Canopy Temperature as a Key Physiological Trait to Improve Yield Prediction under Water Restrictions in Potato

Canopy temperature (CT) as a surrogate of stomatal conductance has been highlighted as an essential physiological indicator for optimizing irrigation timing in potatoes. However, assessing how this trait could help improve yield prediction will help develop future decision support tools. In this study, the incorporation of CT minus air temperature (dT) in a simple ecophysiological model was analyzed in three trials between 2017 and 2018, testing three water treatments under drip (DI) and furrow (FI) irrigations. Water treatments consisted of control (irrigated until field capacity) and two-timing irrigation based on physiological thresholds (CT and stomatal conductance). Two model perspectives were implemented based on soil water balance (P1) and using dT as the penalizing factor (P2), affecting the biomass dynamics and radiation use efficiency parameters.
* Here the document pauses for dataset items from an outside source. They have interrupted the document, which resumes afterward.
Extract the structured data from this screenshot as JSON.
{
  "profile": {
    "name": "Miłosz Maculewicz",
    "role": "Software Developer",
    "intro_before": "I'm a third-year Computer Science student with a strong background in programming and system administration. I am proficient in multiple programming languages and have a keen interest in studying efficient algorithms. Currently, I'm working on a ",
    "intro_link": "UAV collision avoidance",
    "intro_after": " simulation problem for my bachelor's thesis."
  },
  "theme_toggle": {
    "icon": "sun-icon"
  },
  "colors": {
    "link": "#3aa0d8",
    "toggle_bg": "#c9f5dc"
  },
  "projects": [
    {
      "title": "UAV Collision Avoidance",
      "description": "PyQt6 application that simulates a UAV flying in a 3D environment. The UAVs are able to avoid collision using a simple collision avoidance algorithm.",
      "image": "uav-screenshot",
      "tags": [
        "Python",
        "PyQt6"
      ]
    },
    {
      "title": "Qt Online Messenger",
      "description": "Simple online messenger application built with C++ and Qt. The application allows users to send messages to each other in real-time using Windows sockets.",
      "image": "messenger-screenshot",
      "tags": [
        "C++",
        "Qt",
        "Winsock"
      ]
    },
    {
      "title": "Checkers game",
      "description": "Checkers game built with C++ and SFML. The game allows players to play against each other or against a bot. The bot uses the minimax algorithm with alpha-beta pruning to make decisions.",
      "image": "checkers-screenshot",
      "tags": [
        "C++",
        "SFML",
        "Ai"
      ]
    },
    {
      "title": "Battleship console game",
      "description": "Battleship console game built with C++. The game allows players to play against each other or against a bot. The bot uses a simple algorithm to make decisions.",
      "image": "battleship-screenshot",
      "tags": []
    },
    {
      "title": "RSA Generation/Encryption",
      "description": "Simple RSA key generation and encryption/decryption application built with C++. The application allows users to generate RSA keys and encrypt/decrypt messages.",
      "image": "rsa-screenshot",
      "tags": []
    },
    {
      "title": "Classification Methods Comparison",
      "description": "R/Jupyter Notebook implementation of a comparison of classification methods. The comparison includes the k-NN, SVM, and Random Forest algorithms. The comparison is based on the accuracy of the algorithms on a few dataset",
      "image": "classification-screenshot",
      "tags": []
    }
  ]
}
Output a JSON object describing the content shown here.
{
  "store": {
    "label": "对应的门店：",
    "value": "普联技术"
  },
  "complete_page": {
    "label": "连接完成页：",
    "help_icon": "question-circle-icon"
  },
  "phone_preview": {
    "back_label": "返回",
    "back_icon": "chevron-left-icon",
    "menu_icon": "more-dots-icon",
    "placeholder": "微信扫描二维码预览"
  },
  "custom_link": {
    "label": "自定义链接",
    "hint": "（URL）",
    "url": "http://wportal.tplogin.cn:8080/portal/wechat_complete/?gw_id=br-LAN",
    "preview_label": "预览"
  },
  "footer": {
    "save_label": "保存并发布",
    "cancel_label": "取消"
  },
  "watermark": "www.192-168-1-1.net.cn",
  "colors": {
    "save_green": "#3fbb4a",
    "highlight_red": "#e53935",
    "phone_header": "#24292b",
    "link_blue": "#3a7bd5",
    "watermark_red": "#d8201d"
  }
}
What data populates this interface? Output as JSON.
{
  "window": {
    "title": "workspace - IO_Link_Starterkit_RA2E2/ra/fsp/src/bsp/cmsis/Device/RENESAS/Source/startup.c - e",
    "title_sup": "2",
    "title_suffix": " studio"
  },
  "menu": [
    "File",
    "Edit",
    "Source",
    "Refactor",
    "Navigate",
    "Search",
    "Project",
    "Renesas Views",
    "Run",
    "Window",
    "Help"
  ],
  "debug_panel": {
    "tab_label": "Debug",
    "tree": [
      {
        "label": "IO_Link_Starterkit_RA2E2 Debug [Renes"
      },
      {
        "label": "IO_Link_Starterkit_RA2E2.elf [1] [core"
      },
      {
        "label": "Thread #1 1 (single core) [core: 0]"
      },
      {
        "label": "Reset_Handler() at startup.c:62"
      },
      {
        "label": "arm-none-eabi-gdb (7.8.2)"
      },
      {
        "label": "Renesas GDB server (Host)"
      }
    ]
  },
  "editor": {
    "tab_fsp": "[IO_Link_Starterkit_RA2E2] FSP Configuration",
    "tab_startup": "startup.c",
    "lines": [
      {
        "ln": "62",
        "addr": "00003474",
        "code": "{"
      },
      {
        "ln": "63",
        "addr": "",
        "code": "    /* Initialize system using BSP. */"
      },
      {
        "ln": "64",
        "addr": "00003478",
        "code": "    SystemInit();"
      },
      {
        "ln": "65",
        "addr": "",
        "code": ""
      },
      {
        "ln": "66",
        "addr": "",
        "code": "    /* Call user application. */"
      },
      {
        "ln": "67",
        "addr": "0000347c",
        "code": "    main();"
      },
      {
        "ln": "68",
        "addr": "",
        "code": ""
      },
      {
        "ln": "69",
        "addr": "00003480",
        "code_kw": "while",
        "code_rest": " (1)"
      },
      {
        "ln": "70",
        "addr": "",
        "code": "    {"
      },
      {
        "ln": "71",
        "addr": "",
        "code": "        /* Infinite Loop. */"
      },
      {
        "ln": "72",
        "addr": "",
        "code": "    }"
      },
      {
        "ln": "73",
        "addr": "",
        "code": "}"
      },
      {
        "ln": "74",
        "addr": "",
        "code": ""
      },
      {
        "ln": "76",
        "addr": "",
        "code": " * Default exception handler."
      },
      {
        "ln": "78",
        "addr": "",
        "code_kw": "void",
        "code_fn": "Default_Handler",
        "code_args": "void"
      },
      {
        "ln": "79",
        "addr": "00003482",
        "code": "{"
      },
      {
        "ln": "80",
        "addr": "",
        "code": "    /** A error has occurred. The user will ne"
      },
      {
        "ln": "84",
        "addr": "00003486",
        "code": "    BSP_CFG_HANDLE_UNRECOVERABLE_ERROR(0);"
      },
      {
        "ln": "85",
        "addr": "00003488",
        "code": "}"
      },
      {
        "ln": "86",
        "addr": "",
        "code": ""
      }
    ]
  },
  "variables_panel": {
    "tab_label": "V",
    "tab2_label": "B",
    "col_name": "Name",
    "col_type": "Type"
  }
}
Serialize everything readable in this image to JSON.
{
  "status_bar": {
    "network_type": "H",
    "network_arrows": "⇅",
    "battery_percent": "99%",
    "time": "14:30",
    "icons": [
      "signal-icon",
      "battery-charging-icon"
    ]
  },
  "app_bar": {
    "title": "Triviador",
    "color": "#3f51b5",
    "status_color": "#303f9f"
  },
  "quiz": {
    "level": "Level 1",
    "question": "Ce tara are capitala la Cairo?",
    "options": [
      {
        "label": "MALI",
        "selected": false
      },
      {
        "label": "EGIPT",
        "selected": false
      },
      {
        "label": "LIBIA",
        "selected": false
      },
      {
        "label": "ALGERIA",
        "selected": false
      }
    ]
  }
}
One of the trials was used for model calibration and the other two for validation. Statistical indicators of the model performance determined a better yield prediction at harvest for P2, especially under maximum stress conditions. The P1 and P2 perspectives showed their highest coefficient of determination (R2) and lowest root-mean-squared error (RMSE) under DI and FI, respectively. In the future, the incorporation of CT combining low-cost infrared devices/sensors with spatial crop models, satellite image information, and telemetry technologies, an adequate decision support system could be implemented for water requirement determination and yield prediction in potatoes.